I brought the kingsley to my weekly jam today. I plugged it into a bogner 1x12 with a vintage 30 in it. This amp was outstanding in a band situation. There was so many tones available from this amp it was stunning. Not a bad tone to be had. I spent a lot of time in triode mode but swtiched over to pentode mode for the Cream tunes. This is THE most touch sensitive amp I have at the moment. And 30 watts is the perfect power for me too. 

Cheers
Larry


----------



## Tybone (Feb 12, 2006)

*It just keeps getting better*

When I got the kingsley it was equipped with a quad of Tesla EL84 (not JJ's but Teslas). Pete said they sounded much better than the previous set of tubes in there. Being a bit of a corksniffer I decided that a quad of telefunkens should also sound good.
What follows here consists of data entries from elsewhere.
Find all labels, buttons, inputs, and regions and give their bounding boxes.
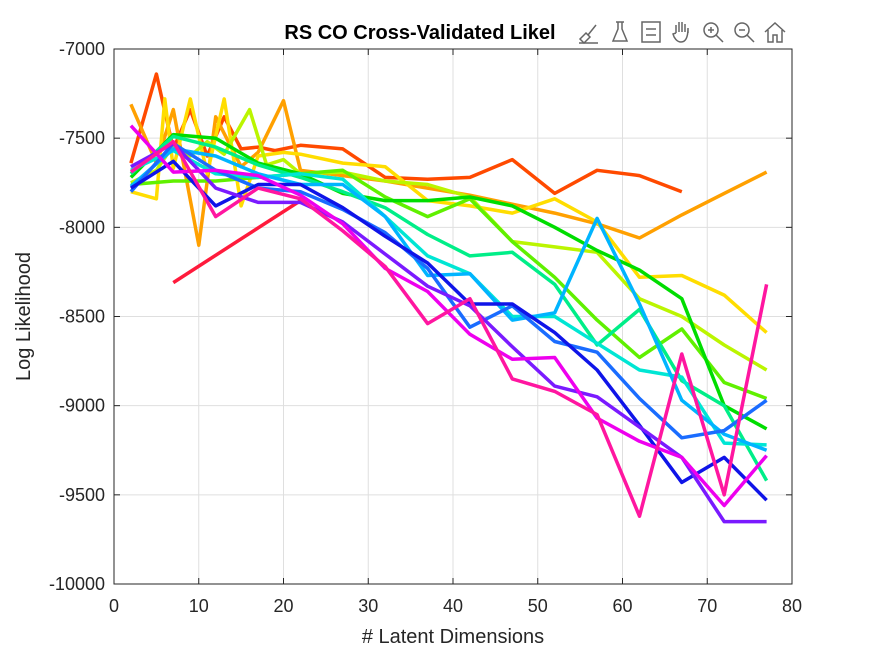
series-line-12 xyxy=(130,141,767,524)
home-button[interactable] xyxy=(760,18,789,47)
series-line-9 xyxy=(129,147,768,452)
x-tick-label: 70 xyxy=(697,596,717,616)
series-line-7 xyxy=(129,134,769,482)
series-line-6 xyxy=(129,132,768,431)
zoom-in-button[interactable] xyxy=(698,18,727,47)
y-tick-label: -7500 xyxy=(59,128,105,148)
y-tick-label: -9500 xyxy=(59,485,105,505)
x-tick-label: 80 xyxy=(782,596,802,616)
data-tips-button[interactable] xyxy=(605,18,634,47)
x-axis: 0 10 20 30 40 50 60 70 80 xyxy=(109,49,802,616)
y-tick-label: -9000 xyxy=(59,396,105,416)
home-icon xyxy=(763,21,786,43)
zoom-out-button[interactable] xyxy=(729,18,758,47)
x-tick-label: 20 xyxy=(273,596,293,616)
x-axis-label: # Latent Dimensions xyxy=(362,626,544,648)
x-tick-label: 30 xyxy=(358,596,378,616)
series-line-8 xyxy=(130,148,767,447)
series-line-14 xyxy=(129,139,769,518)
y-axis: -10000 -9500 -9000 -8500 -8000 -7500 -7000 xyxy=(49,39,792,594)
x-tick-label: 40 xyxy=(443,596,463,616)
data-tips-icon xyxy=(611,21,628,42)
y-axis-label: Log Likelihood xyxy=(13,252,35,381)
zoom-out-icon xyxy=(733,22,755,43)
y-tick-label: -8000 xyxy=(59,217,105,237)
series-line-1 xyxy=(129,72,683,196)
zoom-in-icon xyxy=(702,22,724,43)
x-tick-label: 60 xyxy=(612,596,632,616)
axes-toolbar xyxy=(574,16,789,48)
x-tick-label: 10 xyxy=(189,596,209,616)
legend-button[interactable] xyxy=(636,18,665,47)
legend-icon xyxy=(640,21,661,43)
brush-button[interactable] xyxy=(574,18,603,47)
pan-icon xyxy=(671,22,689,43)
brush-icon xyxy=(578,24,598,45)
series-line-0 xyxy=(172,199,302,285)
y-tick-label: -7000 xyxy=(59,39,105,59)
x-tick-label: 0 xyxy=(109,596,119,616)
y-tick-label: -8500 xyxy=(59,307,105,327)
pan-button[interactable] xyxy=(667,18,696,47)
series-layer xyxy=(129,72,769,524)
y-tick-label: -10000 xyxy=(49,574,105,594)
x-tick-label: 50 xyxy=(528,596,548,616)
chart-title: RS CO Cross-Validated Likel xyxy=(284,22,555,44)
I managed to get a quad from a bloke in the UK and they arrived this morning. I played the amp for 5 min with the Teslas and then I put them (the tele's) in. Drool

They sound great with a sweet top end, deep round lows and very crunchy mids. Absolutly fantastic. Still the same amp but it is musical in slight different way than before. It's my first set of tele's they are staying in there big time.

I will have to do a clip.


----------



## faracaster (Mar 9, 2006)

Dr. Larry

Must hear !!!!! Must hear !!!!!None Drool None Drool


----------



## Theon (Nov 15, 2017)

Hello all! New to the Guitars Canada Forum.

Acquired this Kingsley Deluxe 30T from a fellow a few years back. Wondering if it's the same amp head. Trying to track down the original and/or previous owners of this great amp.

Thanks for any replies ahead of time.


http://imgur.com/aDJu1


----------